The House Labor & Industry Committee is scheduled to hold a public hearing this morning at 10am on public sector union reform. To be considered are several pieces of legislation that would strengthen workers’ rights and protections and end political privileges for government unions. (Specifically, the bills to be considered are HB844, HB845, HB2036, HB2037, HB2042, and HB2048.) The 10am hearing will be live-streamed here.

Wolf hides data … again

After the past 20 months, you’d almost think the Wolf administration is intent on keeping secrets from the public. Oh wait. That’s actually accurate.
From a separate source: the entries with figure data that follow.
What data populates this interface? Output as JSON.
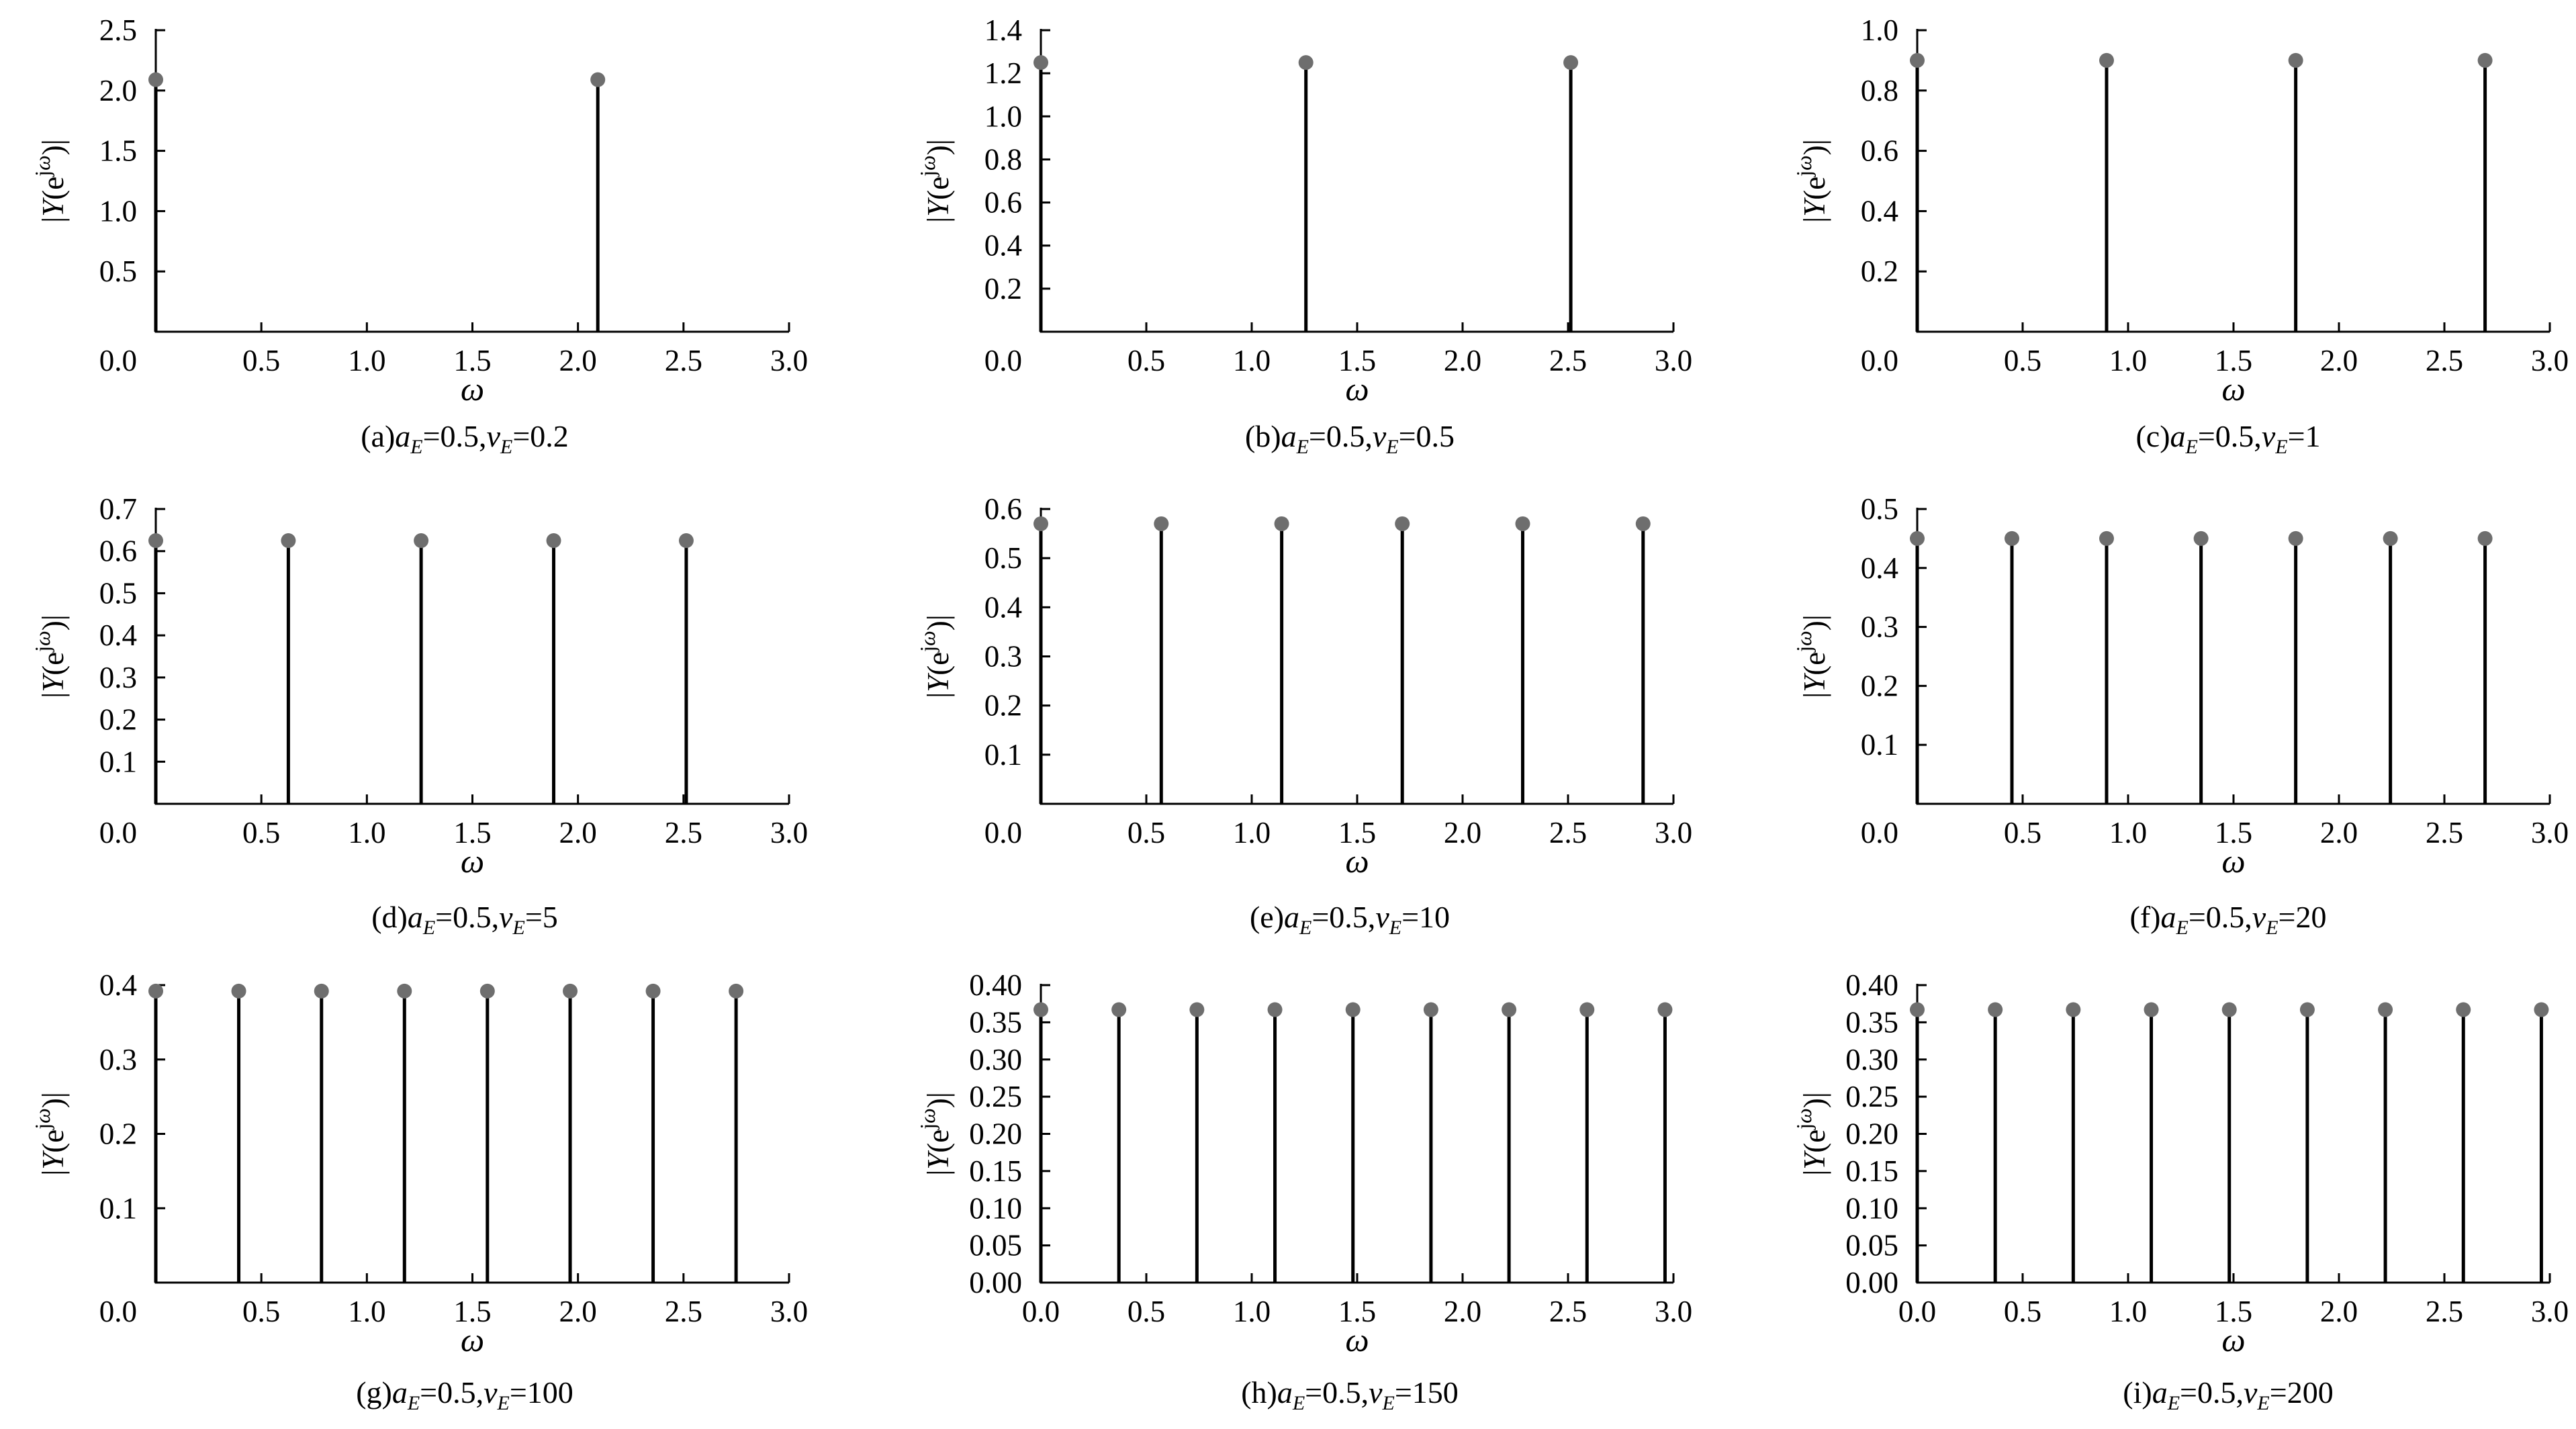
{
  "figure": {
    "ylabel": "|Y(e^{jω})|",
    "xlabel": "ω"
  },
  "chart_data": [
    {
      "type": "stem",
      "id": "a",
      "caption": {
        "prefix": "(a)",
        "a": "a",
        "a_sub": "E",
        "a_val": "=0.5,",
        "v": "v",
        "v_sub": "E",
        "v_val": "=0.2"
      },
      "xlim": [
        0,
        3.0
      ],
      "ylim": [
        0,
        2.5
      ],
      "xticks": [
        0.5,
        1.0,
        1.5,
        2.0,
        2.5,
        3.0
      ],
      "xtick_labels": [
        "0.5",
        "1.0",
        "1.5",
        "2.0",
        "2.5",
        "3.0"
      ],
      "origin_label": "0.0",
      "yticks": [
        0.5,
        1.0,
        1.5,
        2.0,
        2.5
      ],
      "ytick_labels": [
        "0.5",
        "1.0",
        "1.5",
        "2.0",
        "2.5"
      ],
      "stem_value": 2.09,
      "x": [
        0.0,
        2.094
      ]
    },
    {
      "type": "stem",
      "id": "b",
      "caption": {
        "prefix": "(b)",
        "a": "a",
        "a_sub": "E",
        "a_val": "=0.5,",
        "v": "v",
        "v_sub": "E",
        "v_val": "=0.5"
      },
      "xlim": [
        0,
        3.0
      ],
      "ylim": [
        0,
        1.4
      ],
      "xticks": [
        0.5,
        1.0,
        1.5,
        2.0,
        2.5,
        3.0
      ],
      "xtick_labels": [
        "0.5",
        "1.0",
        "1.5",
        "2.0",
        "2.5",
        "3.0"
      ],
      "origin_label": "0.0",
      "yticks": [
        0.2,
        0.4,
        0.6,
        0.8,
        1.0,
        1.2,
        1.4
      ],
      "ytick_labels": [
        "0.2",
        "0.4",
        "0.6",
        "0.8",
        "1.0",
        "1.2",
        "1.4"
      ],
      "stem_value": 1.25,
      "x": [
        0.0,
        1.257,
        2.513
      ]
    },
    {
      "type": "stem",
      "id": "c",
      "caption": {
        "prefix": "(c)",
        "a": "a",
        "a_sub": "E",
        "a_val": "=0.5,",
        "v": "v",
        "v_sub": "E",
        "v_val": "=1"
      },
      "xlim": [
        0,
        3.0
      ],
      "ylim": [
        0,
        1.0
      ],
      "xticks": [
        0.5,
        1.0,
        1.5,
        2.0,
        2.5,
        3.0
      ],
      "xtick_labels": [
        "0.5",
        "1.0",
        "1.5",
        "2.0",
        "2.5",
        "3.0"
      ],
      "origin_label": "0.0",
      "yticks": [
        0.2,
        0.4,
        0.6,
        0.8,
        1.0
      ],
      "ytick_labels": [
        "0.2",
        "0.4",
        "0.6",
        "0.8",
        "1.0"
      ],
      "stem_value": 0.9,
      "x": [
        0.0,
        0.898,
        1.795,
        2.693
      ]
    },
    {
      "type": "stem",
      "id": "d",
      "caption": {
        "prefix": "(d)",
        "a": "a",
        "a_sub": "E",
        "a_val": "=0.5,",
        "v": "v",
        "v_sub": "E",
        "v_val": "=5"
      },
      "xlim": [
        0,
        3.0
      ],
      "ylim": [
        0,
        0.7
      ],
      "xticks": [
        0.5,
        1.0,
        1.5,
        2.0,
        2.5,
        3.0
      ],
      "xtick_labels": [
        "0.5",
        "1.0",
        "1.5",
        "2.0",
        "2.5",
        "3.0"
      ],
      "origin_label": "0.0",
      "yticks": [
        0.1,
        0.2,
        0.3,
        0.4,
        0.5,
        0.6,
        0.7
      ],
      "ytick_labels": [
        "0.1",
        "0.2",
        "0.3",
        "0.4",
        "0.5",
        "0.6",
        "0.7"
      ],
      "stem_value": 0.625,
      "x": [
        0.0,
        0.628,
        1.257,
        1.885,
        2.513
      ]
    },
    {
      "type": "stem",
      "id": "e",
      "caption": {
        "prefix": "(e)",
        "a": "a",
        "a_sub": "E",
        "a_val": "=0.5,",
        "v": "v",
        "v_sub": "E",
        "v_val": "=10"
      },
      "xlim": [
        0,
        3.0
      ],
      "ylim": [
        0,
        0.6
      ],
      "xticks": [
        0.5,
        1.0,
        1.5,
        2.0,
        2.5,
        3.0
      ],
      "xtick_labels": [
        "0.5",
        "1.0",
        "1.5",
        "2.0",
        "2.5",
        "3.0"
      ],
      "origin_label": "0.0",
      "yticks": [
        0.1,
        0.2,
        0.3,
        0.4,
        0.5,
        0.6
      ],
      "ytick_labels": [
        "0.1",
        "0.2",
        "0.3",
        "0.4",
        "0.5",
        "0.6"
      ],
      "stem_value": 0.57,
      "x": [
        0.0,
        0.571,
        1.142,
        1.714,
        2.285,
        2.856
      ]
    },
    {
      "type": "stem",
      "id": "f",
      "caption": {
        "prefix": "(f)",
        "a": "a",
        "a_sub": "E",
        "a_val": "=0.5,",
        "v": "v",
        "v_sub": "E",
        "v_val": "=20"
      },
      "xlim": [
        0,
        3.0
      ],
      "ylim": [
        0,
        0.5
      ],
      "xticks": [
        0.5,
        1.0,
        1.5,
        2.0,
        2.5,
        3.0
      ],
      "xtick_labels": [
        "0.5",
        "1.0",
        "1.5",
        "2.0",
        "2.5",
        "3.0"
      ],
      "origin_label": "0.0",
      "yticks": [
        0.1,
        0.2,
        0.3,
        0.4,
        0.5
      ],
      "ytick_labels": [
        "0.1",
        "0.2",
        "0.3",
        "0.4",
        "0.5"
      ],
      "stem_value": 0.45,
      "x": [
        0.0,
        0.449,
        0.898,
        1.346,
        1.795,
        2.244,
        2.693
      ]
    },
    {
      "type": "stem",
      "id": "g",
      "caption": {
        "prefix": "(g)",
        "a": "a",
        "a_sub": "E",
        "a_val": "=0.5,",
        "v": "v",
        "v_sub": "E",
        "v_val": "=100"
      },
      "xlim": [
        0,
        3.0
      ],
      "ylim": [
        0,
        0.4
      ],
      "xticks": [
        0.5,
        1.0,
        1.5,
        2.0,
        2.5,
        3.0
      ],
      "xtick_labels": [
        "0.5",
        "1.0",
        "1.5",
        "2.0",
        "2.5",
        "3.0"
      ],
      "origin_label": "0.0",
      "yticks": [
        0.1,
        0.2,
        0.3,
        0.4
      ],
      "ytick_labels": [
        "0.1",
        "0.2",
        "0.3",
        "0.4"
      ],
      "stem_value": 0.392,
      "x": [
        0.0,
        0.393,
        0.785,
        1.178,
        1.571,
        1.963,
        2.356,
        2.749
      ]
    },
    {
      "type": "stem",
      "id": "h",
      "caption": {
        "prefix": "(h)",
        "a": "a",
        "a_sub": "E",
        "a_val": "=0.5,",
        "v": "v",
        "v_sub": "E",
        "v_val": "=150"
      },
      "xlim": [
        0,
        3.0
      ],
      "ylim": [
        0,
        0.4
      ],
      "xticks": [
        0.0,
        0.5,
        1.0,
        1.5,
        2.0,
        2.5,
        3.0
      ],
      "xtick_labels": [
        "0.0",
        "0.5",
        "1.0",
        "1.5",
        "2.0",
        "2.5",
        "3.0"
      ],
      "origin_label": "",
      "yticks": [
        0.0,
        0.05,
        0.1,
        0.15,
        0.2,
        0.25,
        0.3,
        0.35,
        0.4
      ],
      "ytick_labels": [
        "0.00",
        "0.05",
        "0.10",
        "0.15",
        "0.20",
        "0.25",
        "0.30",
        "0.35",
        "0.40"
      ],
      "stem_value": 0.367,
      "x": [
        0.0,
        0.37,
        0.74,
        1.11,
        1.48,
        1.85,
        2.22,
        2.59,
        2.96
      ]
    },
    {
      "type": "stem",
      "id": "i",
      "caption": {
        "prefix": "(i)",
        "a": "a",
        "a_sub": "E",
        "a_val": "=0.5,",
        "v": "v",
        "v_sub": "E",
        "v_val": "=200"
      },
      "xlim": [
        0,
        3.0
      ],
      "ylim": [
        0,
        0.4
      ],
      "xticks": [
        0.0,
        0.5,
        1.0,
        1.5,
        2.0,
        2.5,
        3.0
      ],
      "xtick_labels": [
        "0.0",
        "0.5",
        "1.0",
        "1.5",
        "2.0",
        "2.5",
        "3.0"
      ],
      "origin_label": "",
      "yticks": [
        0.0,
        0.05,
        0.1,
        0.15,
        0.2,
        0.25,
        0.3,
        0.35,
        0.4
      ],
      "ytick_labels": [
        "0.00",
        "0.05",
        "0.10",
        "0.15",
        "0.20",
        "0.25",
        "0.30",
        "0.35",
        "0.40"
      ],
      "stem_value": 0.367,
      "x": [
        0.0,
        0.37,
        0.74,
        1.11,
        1.48,
        1.85,
        2.22,
        2.59,
        2.96
      ]
    }
  ]
}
The latest example, ironically reported by the progressive Pennsylvania Capital-Star, is that the Wolf administration is refusing to release certain data on COVID deaths to a bipartisan legislative panel, despite a unanimous (yep, unanimous) House vote approving the panel’s study of COVID data reporting.

GOP suburban gains in PA are warning sign for Dems

Against the backdrop of election results in Virginia and New Jersey, Politico analyzes the GOP gains in the Philly suburbs, noting, “Pennsylvania will be home to highly competitive House, Senate and gubernatorial races in next year’s midterm elections — and the GOP’s local comeback here shows that Democrats’ newfound shakiness among suburban voters reaches far deeper than one or two states.”

Profile: Westmoreland County DA-Elect Nicole Ziccarelli

The Pittsburgh Tribune-Review profiles newly elected Westmoreland County District Attorney Nicole Ziccarelli, a Republican who ousted six-term incumbent Democrat DA John Peck on Nov. 2nd. The piece notes Ziccarelli’s political path has strong family roots and says her ‘bursting onto the scene’ shouldn’t come as a surprise.

Court hears opening arguments in school funding case

On Friday, the Commonwealth Court heard opening arguments in the case challenging how Pennsylvania funds public education. The AP reports that the plaintiffs argue that the current funding system violates the constitutional requirement that the state provide a thorough system of public education. Defendants, meanwhile, counter that the case is really a public policy dispute presented under the guise of a constitutional issue. The case is expected to go into January and will likely be appealed to the Supreme Court regardless of which side wins in Commonwealth Court.

Allegheny Co. likely to lose not one but two state reps to city gov’t

Democrat Rep. Ed Gainey will exit the state House after winning election as Pittsburgh’s next mayor, and the Post-Gazette reports he’s likely to take fellow Democrat Rep. Jake Wheatley, Jr. with him for a spot in his administration. This would leave two open House seats in heavily Democrat districts. (Neither Gainey nor Wheatley had a General Election challenger in their 2020 re-election bids.)